Participants in this arm received a supervised multimodal exercise rehabilitation program conducted without verbal cueing. Each exercise session lasted approximately 45 minutes and is performed three times per week for 12 weeks. The program includes aerobic exercises, resistance training, flexibility exercises, and relaxation techniques aimed at improving shoulder mobility, reducing cancer-related fatigue, and regulating physiological stress. Participants performed the exercises following an initial demonstration, without ongoing verbal instructions, feedback, or encouragement during exercise execution. Exercise frequency, duration, intensity, and progression are standardized and identical to the verbal cueing group, ensuring consistency across interventions. The absence of verbal cueing allows evaluation of the effects of exercise delivery without therapist-guided verbal input.
Saveetha Medical College and hospital (SMCH)
Chennai, Tamil Nadu, India
Shoulder Range of motion
Shoulder range of motion was assessed as a primary functional outcome, focusing on shoulder flexion, abduction, and external rotation of the affected upper limb. Active ROM was measured using a standard universal goniometer following standardized anatomical landmarks and testing positions. Assessments were performed at baseline and after completion of the intervention period. Improvements in shoulder ROM indicate enhanced joint mobility, soft tissue flexibility, and functional use of the upper limb. Goniometric measurement is a reliable and widely accepted method for evaluating shoulder function in oncological rehabilitation.

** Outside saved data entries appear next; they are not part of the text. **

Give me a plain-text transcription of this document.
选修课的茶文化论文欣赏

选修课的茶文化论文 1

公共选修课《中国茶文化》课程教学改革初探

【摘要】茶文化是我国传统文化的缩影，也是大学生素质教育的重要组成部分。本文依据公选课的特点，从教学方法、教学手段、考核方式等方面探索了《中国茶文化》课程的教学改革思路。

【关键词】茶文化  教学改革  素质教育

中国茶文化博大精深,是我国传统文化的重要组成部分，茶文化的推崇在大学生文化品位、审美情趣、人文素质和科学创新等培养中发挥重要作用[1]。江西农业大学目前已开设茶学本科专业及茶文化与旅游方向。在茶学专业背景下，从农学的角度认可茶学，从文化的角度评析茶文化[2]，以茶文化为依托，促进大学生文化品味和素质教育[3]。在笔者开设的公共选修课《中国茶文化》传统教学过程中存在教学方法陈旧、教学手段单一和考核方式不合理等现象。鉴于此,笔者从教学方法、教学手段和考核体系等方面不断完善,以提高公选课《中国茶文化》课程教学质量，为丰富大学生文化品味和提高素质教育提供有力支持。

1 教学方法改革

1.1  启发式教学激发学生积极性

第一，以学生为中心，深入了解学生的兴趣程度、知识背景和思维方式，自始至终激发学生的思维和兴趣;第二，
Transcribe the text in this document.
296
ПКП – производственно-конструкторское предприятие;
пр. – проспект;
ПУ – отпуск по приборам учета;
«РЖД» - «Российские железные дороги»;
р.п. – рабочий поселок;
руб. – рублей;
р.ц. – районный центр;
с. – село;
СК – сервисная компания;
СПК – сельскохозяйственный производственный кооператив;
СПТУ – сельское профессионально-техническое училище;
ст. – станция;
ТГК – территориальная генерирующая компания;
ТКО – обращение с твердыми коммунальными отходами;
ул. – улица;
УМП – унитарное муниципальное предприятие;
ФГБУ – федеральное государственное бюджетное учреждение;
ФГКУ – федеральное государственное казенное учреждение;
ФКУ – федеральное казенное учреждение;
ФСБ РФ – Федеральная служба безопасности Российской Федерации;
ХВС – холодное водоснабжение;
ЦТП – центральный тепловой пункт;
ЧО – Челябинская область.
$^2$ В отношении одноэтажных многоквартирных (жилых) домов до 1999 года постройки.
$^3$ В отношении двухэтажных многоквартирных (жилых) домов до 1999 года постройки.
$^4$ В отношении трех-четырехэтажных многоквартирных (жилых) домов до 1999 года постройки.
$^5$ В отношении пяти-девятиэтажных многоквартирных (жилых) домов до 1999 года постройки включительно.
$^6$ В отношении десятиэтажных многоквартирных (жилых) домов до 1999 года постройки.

Time frame: 12 weeks (Base line and 12th Week)
FACIT-Fatigue Scale
Cancer-related fatigue was evaluated using the Functional Assessment of Chronic Illness Therapy-Fatigue (FACIT-F) Scale, a validated, self-administered questionnaire designed specifically to assess fatigue and its impact on daily functioning in individuals with chronic illness, including cancer. The FACIT-F consists of 13 items rated on a 5-point Likert scale ranging from 0 ("not at all") to 4 ("very much"), with total scores ranging from 0 to 52. Higher scores indicate lower levels of fatigue and better functional well-being. Participants completed the questionnaire at baseline and following the completion of the intervention period. Fatigue is one of the most prevalent and persistent symptoms experienced by breast cancer survivors undergoing radiation therapy and can significantly impair physical performance, emotional health, and quality of life. The FACIT-F Scale has demonstrated excellent reliability, validity, and sensitivity to change in oncology population
Time frame: 12 Weeks (Baseline and 12th week)
Salivary Cortisol Level
Physiological stress response was assessed through the measurement of salivary cortisol levels, a non-invasive biomarker reflecting hypothalamic pituitary adrenal (HPA) axis activity. Saliva samples were collected under standardized conditions to minimize the influence of diurnal variation in cortisol secretion. Samples were obtained at consistent times of the day both before and after the intervention period. Elevated cortisol levels are commonly associated with chronic stress, fatigue, and disrupted neuroendocrine regulation in breast cancer survivors undergoing active treatment. A reduction or normalization of salivary cortisol levels following the intervention indicates improved stress regulation, enhanced autonomic balance, and better physiological adaptation to treatment-related stress.